Generally speaking, geographical indication, a form of intellectual property, is nothing but an indication identifying the source or appellation of origin of relevant product or service. It is an important method of indicating the origin of goods and services. In principle, geographical indication may describe the origin and peculiar characteristics of a service.
Example: Champagne from France, Tobaco from Cuba, Basmati Rice from India and Pakistan
It is significant to note that, the Paris Convention did not use the term Geographical Indication. Instead, it used the terms;
Appellations of origin: It indicates the name of the country or the place from where the product actually originates and the characteristic qualities of such products are exclusively due to the geographical environment including the natural or human factors or both. Quality and the characteristics of the products or services has to be exclusively attributable to the geographical environment.
Indications of source: It indicates the origin of the product or services from which the product or service is specifically originated.
Example: Made in India, Made in USA, Made in China, Made in Japan etc.
Geographical indication may also highlight the specific qualities of any products or services which are due to human factors that can be found in the place of origin of products or services such as specific manufacturing skills and tradition. Aranmula Kannadi is one of the best examples for the same.
Though geographical indication is a geographical name of a country or a region, it may also include any personal name, as long as such a name is easily recognized by the general public as an indication of the geographic origin of the product.
However, some nexus between the place of origin and the product or services should exist, even in case of mere indication of source. Else, the public would understand the same as a classy trademark and not as an indication of the place of origin.
In other words, for an indication to function as a geographical indication there must be a link between some characteristics of the goods and the particular region where it was produced. Such a link must inform the consumers of some important characteristic of the product that will influence their decision to purchase such goods or services.
Similarly, agricultural products typically have qualities that derive from their place of production and are influenced by specific local factors, such as climate and soil are also protected under geographical indication. Darjeeling tea is one of the best examples for the same.
Geographical indication can be used as a tool for promoting local economy.
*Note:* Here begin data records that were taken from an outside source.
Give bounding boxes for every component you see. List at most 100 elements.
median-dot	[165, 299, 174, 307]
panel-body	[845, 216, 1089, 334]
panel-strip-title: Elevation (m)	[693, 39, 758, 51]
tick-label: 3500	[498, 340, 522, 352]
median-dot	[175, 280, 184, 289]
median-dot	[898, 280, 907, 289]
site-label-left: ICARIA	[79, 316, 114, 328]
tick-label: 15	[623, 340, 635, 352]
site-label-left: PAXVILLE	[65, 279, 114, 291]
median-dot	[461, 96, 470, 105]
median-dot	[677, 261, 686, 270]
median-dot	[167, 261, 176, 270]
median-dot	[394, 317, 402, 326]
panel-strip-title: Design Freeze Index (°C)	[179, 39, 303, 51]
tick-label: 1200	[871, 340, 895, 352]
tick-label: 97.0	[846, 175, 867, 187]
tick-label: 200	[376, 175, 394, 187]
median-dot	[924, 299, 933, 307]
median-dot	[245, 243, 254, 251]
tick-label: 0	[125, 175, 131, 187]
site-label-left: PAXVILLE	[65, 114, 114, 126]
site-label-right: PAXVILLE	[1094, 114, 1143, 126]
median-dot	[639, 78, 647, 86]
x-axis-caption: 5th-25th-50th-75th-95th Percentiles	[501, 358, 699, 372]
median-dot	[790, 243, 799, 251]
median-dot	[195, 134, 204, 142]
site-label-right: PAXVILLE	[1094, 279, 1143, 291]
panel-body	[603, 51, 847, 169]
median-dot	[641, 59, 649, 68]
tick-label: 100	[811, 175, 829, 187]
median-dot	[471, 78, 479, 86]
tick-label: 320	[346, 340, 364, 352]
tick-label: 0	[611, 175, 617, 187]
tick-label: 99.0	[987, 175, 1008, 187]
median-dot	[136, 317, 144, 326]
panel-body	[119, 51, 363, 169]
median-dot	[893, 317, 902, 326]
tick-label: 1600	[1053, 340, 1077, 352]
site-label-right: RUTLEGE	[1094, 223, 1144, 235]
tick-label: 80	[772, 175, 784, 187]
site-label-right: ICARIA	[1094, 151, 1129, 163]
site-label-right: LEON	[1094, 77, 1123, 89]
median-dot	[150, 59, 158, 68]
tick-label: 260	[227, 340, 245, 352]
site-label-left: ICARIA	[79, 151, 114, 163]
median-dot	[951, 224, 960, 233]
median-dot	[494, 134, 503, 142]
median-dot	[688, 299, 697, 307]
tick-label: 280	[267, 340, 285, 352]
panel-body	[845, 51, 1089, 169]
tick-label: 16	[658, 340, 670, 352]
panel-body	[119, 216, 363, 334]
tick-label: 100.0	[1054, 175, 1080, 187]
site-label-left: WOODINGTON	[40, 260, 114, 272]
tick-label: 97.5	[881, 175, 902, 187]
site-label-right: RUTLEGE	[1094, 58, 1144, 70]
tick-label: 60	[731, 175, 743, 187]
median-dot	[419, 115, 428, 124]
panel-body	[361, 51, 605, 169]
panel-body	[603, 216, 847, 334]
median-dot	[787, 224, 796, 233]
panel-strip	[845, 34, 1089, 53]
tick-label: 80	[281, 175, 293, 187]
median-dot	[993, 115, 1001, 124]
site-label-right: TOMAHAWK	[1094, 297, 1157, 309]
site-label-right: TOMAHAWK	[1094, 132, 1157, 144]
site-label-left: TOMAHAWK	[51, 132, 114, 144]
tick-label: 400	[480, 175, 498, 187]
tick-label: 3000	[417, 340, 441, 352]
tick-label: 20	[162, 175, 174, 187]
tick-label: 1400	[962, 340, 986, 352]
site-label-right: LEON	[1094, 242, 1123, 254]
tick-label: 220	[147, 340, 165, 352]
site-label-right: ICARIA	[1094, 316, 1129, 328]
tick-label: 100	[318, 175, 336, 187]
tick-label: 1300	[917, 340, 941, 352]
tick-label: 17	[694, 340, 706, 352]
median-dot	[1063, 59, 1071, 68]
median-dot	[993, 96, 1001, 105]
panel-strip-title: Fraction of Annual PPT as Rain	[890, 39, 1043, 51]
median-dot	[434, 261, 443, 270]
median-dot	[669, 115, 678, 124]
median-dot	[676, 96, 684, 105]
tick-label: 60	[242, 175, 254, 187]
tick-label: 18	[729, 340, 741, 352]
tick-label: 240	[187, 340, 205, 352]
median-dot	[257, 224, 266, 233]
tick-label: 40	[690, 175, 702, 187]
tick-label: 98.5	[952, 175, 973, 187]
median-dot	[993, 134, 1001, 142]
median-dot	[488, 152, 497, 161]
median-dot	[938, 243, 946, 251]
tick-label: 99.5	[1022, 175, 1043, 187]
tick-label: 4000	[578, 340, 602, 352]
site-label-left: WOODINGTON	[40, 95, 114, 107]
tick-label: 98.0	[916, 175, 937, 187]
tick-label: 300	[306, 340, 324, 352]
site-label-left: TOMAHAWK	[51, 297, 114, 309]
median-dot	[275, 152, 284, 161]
Unlike trademarks, geographical indications are not an individual property for the use by the owner alone. It permits any user of producer of such region to use the geographical indication.
Many geographical indications have obtained valuable reputations which, if not adequately protected may be misrepresented by dishonest commercial enterprises. Thus, false use of geographical indication by any unauthorized parties is detrimental to consumers and legitimate producers.
Paris Convention on Geographical Indication
There is no special provisions in the Paris Convention for the protection of indication of sources or appellation of origin. It establishes that an indication of source cannot be used for goods which originates from different geographical area or locations.
TRIPS agreement on Geographical Indication
By virtue of Article 23 of the TRIPS Agreement provides that interested parties must have the legal means to prevent the use of geographical indication identifying products for products not originating from the place indicated by the geographical indication.
This article applies even where the public is not being mislead, there is no unfair competition and true origin of the goods are indicated OR the GI is accompanied be expressions such as kind, type, style, imitation or the like.